VOORHEES, N.J. — It was as if Ron Hextall was proclaiming the beauty of patience — that hallowed belief of the Flyers’ general manager, the sturdiest pillar to his rebuild.
At Flyers development camp last week, Hextall illustrated his beloved patience by painting a picture.
His subject: Travis Sanheim.
“Travis is the best example coming in as an 18-year-old,” Hextall said.
Sanheim, a 2014 first-round pick of the Flyers, was just starting to bloom at the time. He was a kid still growing into his body, but that’s what the Flyers liked. Far from an NHL physique, that’s no longer the case with the 20-year-old.
He’s on his way.
“Sanheim was about 172 [pounds] when we drafted him,” Hextall said, “and he has gained upwards of 25-plus pounds.”
Sanheim says he’s now between 201-202 pounds. He cautioned that the added size is good weight — gaining muscle by proper nutrition and training.
It’s also “a process” that hasn’t come to fruition, according to Hextall.
“It’s taken a good two years now and it’s not done,” he said. “It’s probably going to take about four years to see Travis’ strength develop to its maximum strength.”
And Sanheim agreed.
“I’ve definitely put on some weight and I think that’s something I said all along needed to happen,” he said. “I’ve been trying to put the work in, eating right and trying to do everything with what I can to help me get stronger and bigger.
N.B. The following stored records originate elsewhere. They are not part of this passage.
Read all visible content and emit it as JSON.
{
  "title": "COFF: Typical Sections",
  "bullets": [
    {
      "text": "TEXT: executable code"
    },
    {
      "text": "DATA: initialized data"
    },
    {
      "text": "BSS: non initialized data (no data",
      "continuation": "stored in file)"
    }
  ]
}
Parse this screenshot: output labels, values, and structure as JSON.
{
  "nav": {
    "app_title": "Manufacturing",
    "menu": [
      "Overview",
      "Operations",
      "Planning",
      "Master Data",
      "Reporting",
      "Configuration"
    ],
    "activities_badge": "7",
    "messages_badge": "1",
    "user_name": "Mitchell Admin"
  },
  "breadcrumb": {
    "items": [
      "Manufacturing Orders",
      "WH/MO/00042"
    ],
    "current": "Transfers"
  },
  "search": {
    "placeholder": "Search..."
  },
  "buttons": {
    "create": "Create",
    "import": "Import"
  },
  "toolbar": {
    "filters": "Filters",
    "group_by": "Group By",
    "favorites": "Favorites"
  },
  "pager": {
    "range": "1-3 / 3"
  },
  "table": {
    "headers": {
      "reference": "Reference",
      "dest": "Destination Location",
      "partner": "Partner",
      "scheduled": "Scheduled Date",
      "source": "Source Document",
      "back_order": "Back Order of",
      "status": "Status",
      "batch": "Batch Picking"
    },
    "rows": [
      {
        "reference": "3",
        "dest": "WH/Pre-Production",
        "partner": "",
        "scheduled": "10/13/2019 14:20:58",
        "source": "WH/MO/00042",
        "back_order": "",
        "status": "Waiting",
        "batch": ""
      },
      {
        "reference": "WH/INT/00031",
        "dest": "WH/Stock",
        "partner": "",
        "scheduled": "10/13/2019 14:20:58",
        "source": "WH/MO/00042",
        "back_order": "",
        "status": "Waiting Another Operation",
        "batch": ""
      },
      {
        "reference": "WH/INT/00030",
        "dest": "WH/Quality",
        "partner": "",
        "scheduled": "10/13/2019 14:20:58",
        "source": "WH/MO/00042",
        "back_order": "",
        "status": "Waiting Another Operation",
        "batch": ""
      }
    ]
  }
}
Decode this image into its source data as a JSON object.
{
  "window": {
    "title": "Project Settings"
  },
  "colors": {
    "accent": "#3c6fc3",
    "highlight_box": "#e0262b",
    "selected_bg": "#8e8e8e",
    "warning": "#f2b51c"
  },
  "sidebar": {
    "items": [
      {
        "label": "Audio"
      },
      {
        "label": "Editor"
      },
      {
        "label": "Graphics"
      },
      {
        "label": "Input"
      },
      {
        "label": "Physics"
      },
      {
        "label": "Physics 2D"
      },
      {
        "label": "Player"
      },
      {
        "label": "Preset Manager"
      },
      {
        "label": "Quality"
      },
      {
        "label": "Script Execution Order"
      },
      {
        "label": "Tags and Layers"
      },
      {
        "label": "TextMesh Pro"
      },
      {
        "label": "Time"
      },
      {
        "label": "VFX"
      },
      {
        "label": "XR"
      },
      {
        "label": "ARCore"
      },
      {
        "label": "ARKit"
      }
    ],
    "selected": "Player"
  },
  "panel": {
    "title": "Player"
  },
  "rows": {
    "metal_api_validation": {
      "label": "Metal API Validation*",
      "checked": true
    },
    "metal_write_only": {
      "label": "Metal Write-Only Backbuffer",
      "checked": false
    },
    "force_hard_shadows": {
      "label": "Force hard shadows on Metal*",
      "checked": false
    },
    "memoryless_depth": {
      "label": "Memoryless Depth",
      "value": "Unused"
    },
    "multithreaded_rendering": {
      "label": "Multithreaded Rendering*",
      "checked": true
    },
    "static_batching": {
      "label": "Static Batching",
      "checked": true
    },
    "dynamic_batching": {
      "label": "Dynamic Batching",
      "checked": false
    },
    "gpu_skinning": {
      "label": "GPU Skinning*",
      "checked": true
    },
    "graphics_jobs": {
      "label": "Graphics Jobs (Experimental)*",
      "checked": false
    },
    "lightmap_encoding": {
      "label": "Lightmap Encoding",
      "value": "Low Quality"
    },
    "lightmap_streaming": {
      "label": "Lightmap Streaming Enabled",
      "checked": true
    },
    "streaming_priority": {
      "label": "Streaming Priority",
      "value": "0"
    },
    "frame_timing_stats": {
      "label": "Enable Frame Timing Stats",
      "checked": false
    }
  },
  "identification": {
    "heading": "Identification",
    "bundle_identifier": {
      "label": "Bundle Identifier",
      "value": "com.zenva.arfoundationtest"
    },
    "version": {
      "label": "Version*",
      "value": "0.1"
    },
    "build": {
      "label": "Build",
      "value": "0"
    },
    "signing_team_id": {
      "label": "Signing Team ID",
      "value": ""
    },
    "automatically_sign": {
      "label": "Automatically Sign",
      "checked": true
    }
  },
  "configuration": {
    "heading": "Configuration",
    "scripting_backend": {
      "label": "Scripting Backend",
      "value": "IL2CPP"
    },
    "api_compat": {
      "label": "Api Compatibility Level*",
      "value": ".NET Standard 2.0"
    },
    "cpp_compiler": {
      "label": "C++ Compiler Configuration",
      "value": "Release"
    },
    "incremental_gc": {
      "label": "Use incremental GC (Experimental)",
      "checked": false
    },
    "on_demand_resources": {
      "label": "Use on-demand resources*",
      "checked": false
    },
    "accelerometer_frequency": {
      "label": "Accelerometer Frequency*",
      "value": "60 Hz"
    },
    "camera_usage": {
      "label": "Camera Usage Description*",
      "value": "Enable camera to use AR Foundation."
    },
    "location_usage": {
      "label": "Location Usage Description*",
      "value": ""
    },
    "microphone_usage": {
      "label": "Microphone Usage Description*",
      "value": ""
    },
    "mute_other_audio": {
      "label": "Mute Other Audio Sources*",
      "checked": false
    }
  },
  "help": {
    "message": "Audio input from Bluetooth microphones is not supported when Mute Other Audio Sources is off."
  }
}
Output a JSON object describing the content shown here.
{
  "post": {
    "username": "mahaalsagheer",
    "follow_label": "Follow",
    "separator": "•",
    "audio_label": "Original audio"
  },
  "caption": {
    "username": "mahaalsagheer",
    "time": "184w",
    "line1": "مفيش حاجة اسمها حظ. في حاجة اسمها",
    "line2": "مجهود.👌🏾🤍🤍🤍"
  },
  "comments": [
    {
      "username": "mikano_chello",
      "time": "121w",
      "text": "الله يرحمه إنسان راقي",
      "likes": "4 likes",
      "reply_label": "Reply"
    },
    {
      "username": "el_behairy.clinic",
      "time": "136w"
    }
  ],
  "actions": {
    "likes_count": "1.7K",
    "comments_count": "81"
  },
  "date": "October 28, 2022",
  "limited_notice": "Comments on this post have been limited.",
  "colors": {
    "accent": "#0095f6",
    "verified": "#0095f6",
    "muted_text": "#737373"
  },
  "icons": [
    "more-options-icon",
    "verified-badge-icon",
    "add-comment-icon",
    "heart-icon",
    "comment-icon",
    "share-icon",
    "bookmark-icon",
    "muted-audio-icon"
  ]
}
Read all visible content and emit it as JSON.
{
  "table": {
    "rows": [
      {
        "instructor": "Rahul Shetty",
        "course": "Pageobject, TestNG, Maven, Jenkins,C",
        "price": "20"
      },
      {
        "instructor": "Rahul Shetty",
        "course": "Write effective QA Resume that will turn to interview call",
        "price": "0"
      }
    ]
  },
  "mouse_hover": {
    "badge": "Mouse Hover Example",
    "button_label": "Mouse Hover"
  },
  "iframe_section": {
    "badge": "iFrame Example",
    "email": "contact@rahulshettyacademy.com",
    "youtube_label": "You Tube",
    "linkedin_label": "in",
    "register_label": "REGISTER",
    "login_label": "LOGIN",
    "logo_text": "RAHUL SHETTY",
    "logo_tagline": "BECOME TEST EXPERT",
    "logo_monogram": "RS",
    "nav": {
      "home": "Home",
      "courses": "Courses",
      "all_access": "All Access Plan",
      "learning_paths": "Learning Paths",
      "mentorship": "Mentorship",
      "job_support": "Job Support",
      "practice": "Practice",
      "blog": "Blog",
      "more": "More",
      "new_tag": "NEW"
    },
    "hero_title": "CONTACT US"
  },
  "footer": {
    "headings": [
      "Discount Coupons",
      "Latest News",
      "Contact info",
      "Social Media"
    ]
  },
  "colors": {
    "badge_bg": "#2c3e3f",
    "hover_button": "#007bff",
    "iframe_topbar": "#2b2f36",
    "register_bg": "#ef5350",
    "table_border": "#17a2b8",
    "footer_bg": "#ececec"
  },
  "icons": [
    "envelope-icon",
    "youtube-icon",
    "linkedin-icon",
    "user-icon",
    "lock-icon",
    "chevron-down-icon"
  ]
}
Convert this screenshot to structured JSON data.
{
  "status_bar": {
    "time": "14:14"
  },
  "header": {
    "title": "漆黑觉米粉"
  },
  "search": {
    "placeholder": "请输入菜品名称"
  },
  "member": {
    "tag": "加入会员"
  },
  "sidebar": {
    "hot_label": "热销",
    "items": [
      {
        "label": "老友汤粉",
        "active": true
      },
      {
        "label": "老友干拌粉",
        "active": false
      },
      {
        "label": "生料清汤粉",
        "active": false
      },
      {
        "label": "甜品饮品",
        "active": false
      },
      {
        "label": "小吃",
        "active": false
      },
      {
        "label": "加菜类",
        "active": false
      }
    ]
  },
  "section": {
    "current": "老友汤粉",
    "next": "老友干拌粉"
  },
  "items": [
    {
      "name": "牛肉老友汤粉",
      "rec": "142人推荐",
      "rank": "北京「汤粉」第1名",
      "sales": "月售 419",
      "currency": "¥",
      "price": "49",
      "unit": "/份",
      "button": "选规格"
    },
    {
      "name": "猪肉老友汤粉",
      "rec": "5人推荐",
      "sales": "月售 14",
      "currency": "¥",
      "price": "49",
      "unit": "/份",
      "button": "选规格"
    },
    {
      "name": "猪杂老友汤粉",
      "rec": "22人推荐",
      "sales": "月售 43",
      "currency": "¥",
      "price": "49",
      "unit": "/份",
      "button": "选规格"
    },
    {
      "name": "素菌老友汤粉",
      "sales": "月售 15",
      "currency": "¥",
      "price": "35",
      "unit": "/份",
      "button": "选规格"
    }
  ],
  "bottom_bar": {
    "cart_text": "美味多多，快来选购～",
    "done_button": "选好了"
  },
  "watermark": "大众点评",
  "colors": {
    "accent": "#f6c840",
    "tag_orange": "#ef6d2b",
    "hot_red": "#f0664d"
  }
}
I think I’ve still got some work to do but I’ve definitely come a long ways.”
So at 6-foot-4, 200-plus pounds, Sanheim’s still filling out — a scary thought given his current size is nothing at which to scoff. Even scarier considering his offensive game is already refined.
Following a 65-point 2014-15 campaign in 67 games with the WHL’s Calgary Hitmen, Sanheim accumulated 68 points (15 goals, 53 assists) last season, despite playing 15 fewer games. His 53 assists were second among all WHL defensemen, while his 68 points were fourth. Fellow Flyers defensive prospect Ivan Provorov was first at 73.
“Offensive is my game and something I want to continue to develop going forward and bring to the next level,” Sanheim said.
Sort of like a certain someone with the Flyers: Shayne Gostisbehere.
The Calder Memorial Trophy runner-up was the first of the Flyers’ promising bundle of blue-line prospects to crack the NHL. Once he did, he took off with offense.
That left an impression on Sanheim, a dexterous defenseman like Gostisbehere.
“He’s obviously offensive-minded, as well, and likes the skill side of the game,” Sanheim said. “I think watching him and seeing him have success at that next level, it definitely motivates us and gives us confidence in being able to play our game and play it at the next level.”
In all likelihood, what’s next for Sanheim is AHL affiliate Lehigh Valley, where last season, after finishing at junior, he played four games, tallying three points on a goal and two assists.
Sanheim admitted speed wasn’t the biggest difference between junior and the AHL. Instead, it was strength.
“Just playing against men and having guys play you hard whether it’s you carrying the puck and them trying to get it off you or them having the puck and you trying to get it off them,” he said. “Just how hard they battled and how hard it was to get the puck off them.
“To be able to get those games in at the end of the year I think is crucial for me going forward.”
So, too, is size. It’s a prerequisite of Hextall’s, one Sanheim is inching closer to fulfilling. Once he does, he may not be far away from wearing a Flyers sweater.
“All of these kids have to get bigger,” Hextall said. “Unfortunately, you can’t just snap your fingers and put on 15 pounds, because if you do, then it’s not the right weight. You’ve got to gain weight, gain strength, but also continue to keep your flexibility, your mobility, agility, speed.”
Hextall still remembers Sanheim when the Flyers drafted him two years ago.
“He’s a skinny little guy, not real strong, but then you see him the first year after being drafted and notice that he is stronger,” Hextall said. “He’s stronger on the stick, defends better, boxes guys out.
“It’s amazing how quickly it happens, but it has been two years. For me, that’s quick. For most people, that’s not very quick.”
No, that’s patience — a beauty to Hextall.